Há um caso que um ex-prefeito denunciou uma obra que uma universidade fez dentro de um corpo hídrico e aí iniciou outro inferno em sua vida. Outra passagem da cidade foi quando um prefeito não queria eleger seu sucessor e, a uma semana antes da eleição, demitiu setecentos colaboradores, ou seja, fogo quase amigo ou uma adequação da matéria da mãe de santo que também foi utilizada esse ano.
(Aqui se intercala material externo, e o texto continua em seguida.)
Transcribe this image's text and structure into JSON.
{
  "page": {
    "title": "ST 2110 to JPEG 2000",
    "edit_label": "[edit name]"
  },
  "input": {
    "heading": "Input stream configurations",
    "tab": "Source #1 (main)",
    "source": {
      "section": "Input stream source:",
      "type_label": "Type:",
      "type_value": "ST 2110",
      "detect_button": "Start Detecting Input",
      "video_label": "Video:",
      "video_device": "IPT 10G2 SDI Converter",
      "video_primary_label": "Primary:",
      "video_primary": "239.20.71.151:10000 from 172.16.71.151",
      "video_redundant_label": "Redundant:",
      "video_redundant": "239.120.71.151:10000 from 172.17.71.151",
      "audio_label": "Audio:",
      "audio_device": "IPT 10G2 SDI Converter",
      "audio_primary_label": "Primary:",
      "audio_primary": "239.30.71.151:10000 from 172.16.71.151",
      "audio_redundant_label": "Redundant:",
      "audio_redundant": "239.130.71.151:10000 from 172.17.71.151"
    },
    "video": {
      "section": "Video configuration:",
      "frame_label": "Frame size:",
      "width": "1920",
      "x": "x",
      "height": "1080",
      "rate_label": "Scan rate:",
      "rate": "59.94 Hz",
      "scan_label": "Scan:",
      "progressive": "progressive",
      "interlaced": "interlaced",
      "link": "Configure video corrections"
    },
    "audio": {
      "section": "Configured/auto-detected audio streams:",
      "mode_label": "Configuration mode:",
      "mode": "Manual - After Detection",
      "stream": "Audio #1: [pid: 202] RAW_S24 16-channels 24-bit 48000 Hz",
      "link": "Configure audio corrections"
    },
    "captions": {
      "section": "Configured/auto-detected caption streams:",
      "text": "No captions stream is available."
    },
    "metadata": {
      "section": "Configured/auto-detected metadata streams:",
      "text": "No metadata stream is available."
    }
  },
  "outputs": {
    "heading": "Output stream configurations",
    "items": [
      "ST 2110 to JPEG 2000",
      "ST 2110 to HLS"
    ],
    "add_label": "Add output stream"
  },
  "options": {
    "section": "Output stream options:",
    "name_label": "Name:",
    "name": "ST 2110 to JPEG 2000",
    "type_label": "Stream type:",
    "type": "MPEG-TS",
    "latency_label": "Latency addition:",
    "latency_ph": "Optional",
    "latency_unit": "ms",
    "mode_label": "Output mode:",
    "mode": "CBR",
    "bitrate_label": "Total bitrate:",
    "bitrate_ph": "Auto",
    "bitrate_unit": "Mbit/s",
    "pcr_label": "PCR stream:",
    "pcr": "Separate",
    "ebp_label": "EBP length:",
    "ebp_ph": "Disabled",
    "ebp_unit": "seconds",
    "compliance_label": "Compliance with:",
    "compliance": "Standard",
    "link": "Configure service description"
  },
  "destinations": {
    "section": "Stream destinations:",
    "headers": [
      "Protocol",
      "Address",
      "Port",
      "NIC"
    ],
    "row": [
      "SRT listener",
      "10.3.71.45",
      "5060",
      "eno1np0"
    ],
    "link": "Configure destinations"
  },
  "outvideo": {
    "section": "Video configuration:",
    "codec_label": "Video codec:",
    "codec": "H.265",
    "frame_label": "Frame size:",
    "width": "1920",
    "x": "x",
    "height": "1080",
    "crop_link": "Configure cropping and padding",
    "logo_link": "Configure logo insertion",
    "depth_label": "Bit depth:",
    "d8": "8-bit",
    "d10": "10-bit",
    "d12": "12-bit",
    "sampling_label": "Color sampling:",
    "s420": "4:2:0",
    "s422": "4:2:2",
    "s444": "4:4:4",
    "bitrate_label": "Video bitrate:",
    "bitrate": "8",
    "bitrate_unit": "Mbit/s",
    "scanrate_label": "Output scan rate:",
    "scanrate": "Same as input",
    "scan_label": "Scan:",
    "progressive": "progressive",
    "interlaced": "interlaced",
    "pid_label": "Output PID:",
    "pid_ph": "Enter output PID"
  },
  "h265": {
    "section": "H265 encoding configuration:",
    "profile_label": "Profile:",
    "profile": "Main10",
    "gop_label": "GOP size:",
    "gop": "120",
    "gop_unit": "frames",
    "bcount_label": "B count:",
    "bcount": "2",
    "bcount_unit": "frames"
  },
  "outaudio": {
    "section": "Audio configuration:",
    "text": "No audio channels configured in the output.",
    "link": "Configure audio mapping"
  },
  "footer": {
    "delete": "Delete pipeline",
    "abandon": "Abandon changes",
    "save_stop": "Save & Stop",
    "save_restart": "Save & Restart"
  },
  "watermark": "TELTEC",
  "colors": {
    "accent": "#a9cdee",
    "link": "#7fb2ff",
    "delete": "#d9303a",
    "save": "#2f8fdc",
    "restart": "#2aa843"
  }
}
Num momento histórico onde um grupo político considera que as pessoas vão para as universidades para se drogar e que consideram que um deus irá qualificar a quem interessar, de detratrores é de total desconhecimento de coisas como Ciclo de Deming, 5S, 5W2H, Matriz SWOT, dentre outras. Pobre cidade sem “Plano Diretor”, pois mesmo avisados, não consideraram importante e deixaram caducar.


Acha que isso não é possível? Leia abaixo o artigo 118. Cidade sem Plano Diretor e sem nenhum responsável por isso.

https://leismunicipais.com.br/plano-diretor-sao-goncalo-rj


Um navio sem rumo, qualquer direção serve, pois não há vento favorável.


Uma cidade dividida por 44% da sua população votante que optaram em repetir o ato de um cidadão denominado Pôncio Pilatos - omissão e os outros cidadãos discutindo aquilo que lhes achavam o melhor. Na nossa visão, o resultado deve ser respeitado. É uma fotografia das necessidades de um grupo social majoritário que deverá ser implementado. Não discutiremos os meios e formas como aconteceu.


Já que a cidade que discute orgulhosamente a famigerada “Agenda 21” possa alguém olhe o que é “Economia Circular” e tenha chance de dar um salto tecnológico e não para o abismo.

Com exceção ao Ezequiel, e desde 1990, o executivo de São Gonçalo foi sepulcro para as lideranças.


A turma do silêncio da Câmara se renovará? Quem sempre foi pedra agora será telhado e passará do discurso à prática. Agora muitos sem a máscara, pois essa eleição foi esclarecedora, esperamos que aconteça o melhor para a cidade.

Oswaldo Mendes é engenheiro.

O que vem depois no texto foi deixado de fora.